A decade ago, it appeared gun crime was in decline as the Chicago Police Department reduced gang-related crime with an approach viewed as a model for police forces around the world. But the situation has deteriorated badly because of criminals shooting each other for control of a multimillion-dollar drug trade amidst a heroin epidemic afflicting America's third-largest city.

Chicago is ideally placed for the distribution of drugs across the USA. The Eisenhower Expressway - the city's main east-west artery - has been dubbed Heroin Highway because of the heroin, cocaine and marijuana that floods into the city from Mexico.

Chicago is now home to about 100,000 gangbangers. The main outfits include the Almighty Latin King Nation, aka the Latin Kings, America's largest Hispanic gang that dates back to the 1940s and is viewed as one of the most sophisticated and secretive US gangs. After speaking to Hillmann, I met a Latin King called Jimay Tisquerano who says the violence is mostly down to fighting over street corners to sell drugs.

"Guys are trying to get more territory so they can run the streets more," the 32-year-old says. "And that's how the killing starts.

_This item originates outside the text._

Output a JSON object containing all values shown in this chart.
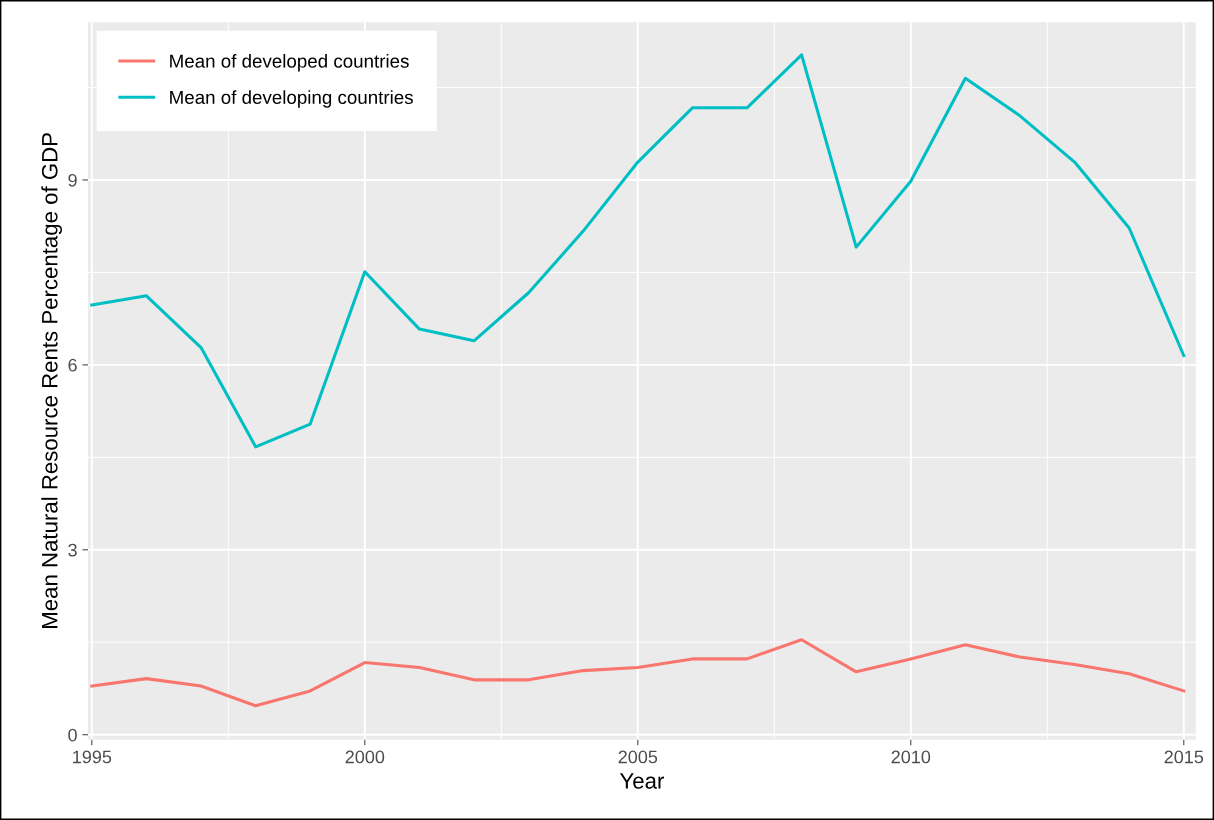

Where I live is the border of three gangs - Latin Kings, Satan Disciples and the 2 2 Boys - so all these guys try to control each other's territory. If they see anyone who looks like a gang member, they shoot him. The killing is random, mostly drive-bys. Two weeks ago, in three days they killed three different guys - 17 to 22 years old."

Tisquerano is still a member of Latin Kings, but no longer active. He joined when he was 14 years old, and quickly learned the Latin Kings' modus operandi.

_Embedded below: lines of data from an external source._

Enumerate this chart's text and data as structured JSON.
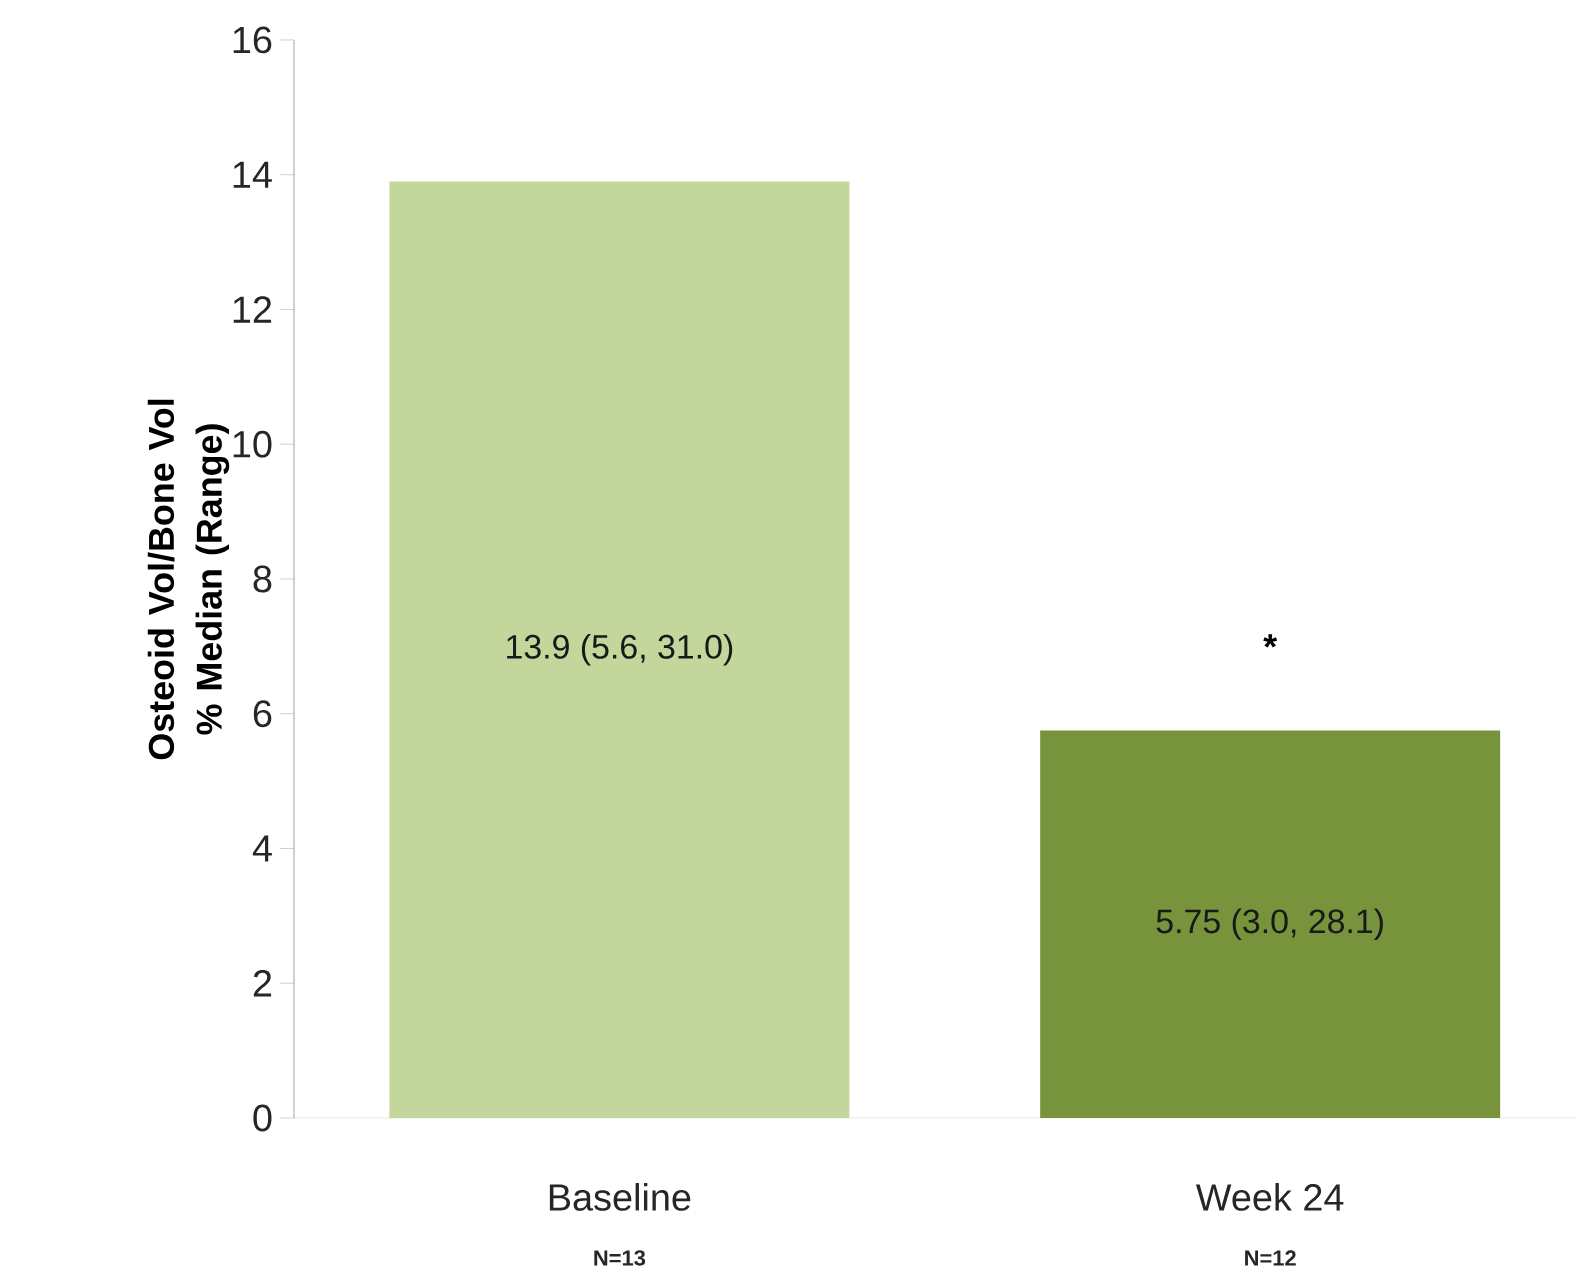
{
  "chart_data": {
    "type": "bar",
    "ylabel": "Osteoid Vol/Bone Vol % Median (Range)",
    "categories": [
      "Baseline",
      "Week 24"
    ],
    "values": [
      13.9,
      5.75
    ],
    "colors": [
      "#c3d69b",
      "#77933c"
    ],
    "value_labels": [
      "13.9 (5.6, 31.0)",
      "5.75 (3.0, 28.1)"
    ],
    "ylim": [
      0,
      16
    ],
    "yticks": [
      0,
      2,
      4,
      6,
      8,
      10,
      12,
      14,
      16
    ],
    "annotations": [
      "N=13",
      "N=12",
      "*"
    ]
  }
}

"The gang is almost like a government. You have the top guy who is a president and it keeps on going down to the soldiers. It's very organised. The next level up from a soldier is an enforcer, then Casincas, followed by Incas. Then it goes up to another section. An enforcer controls soldiers in a section of 10 up to 30 guys. Enforcers take orders from Casincas and Incas."

Tisquerano rose from rank and file to become an Inca before deciding to cease gang activity a few years ago, after the birth of his child. During service with the Latin Kings, he survived a gangland shooting but many of his friends were not so lucky. He wears a tattoo on his upper arm in honour of his 18-year-old cousin Williams who was murdered in 2010, and his brother Marcos - also a Latin King - is blind after being shot in the face.

Tisquerano says Illinois' new gun law is unlikely to stem the killing because gang culture is endemic.

It's an opinion I hear later from another gangbanger with the Black P Stones. The Stones are one of the Latin Kings' rivals and have about 30,000 members.

In the suburb of Maywood on the city's west side, I interviewed an ex-con called Anthony, better known on the streets by his nickname, Chopper, an allusion to his role in cutting illegal drugs before distribution.

Formed in the 1950s, the Stones have a historical association with Islam, although there seems little appetite for peace among its membership. Choppers says he joined the Stones aged 10 to follow in his father's footsteps.

"Back then you had to have permission from your parents to become a Stone. You had to go through an initiation and all that. We have seven laws that must not be broken. The Government got laws and we got laws. Our laws teach you how to talk and speak and how to carry yourself around people, basically how to live your life. Once you join the gang you have to be prepared to lose your life and go to jail."

Chopper has been shot twice and has served time in Illinois's infamous Cook County Jail.

He says Chicago's latest problems are a result of gang discipline breaking down and the rise of a new generation of gangbangers who are completely out of control.

"All the structure in the gangs is gone, so there is no leadership. There is so much shooting going on, nobody knows where to turn. It ain't the older guys, it's the young guys, as young as 13. It wasn't like that in the 80s or 90s. This is new. Some of these guys just shoot for fun."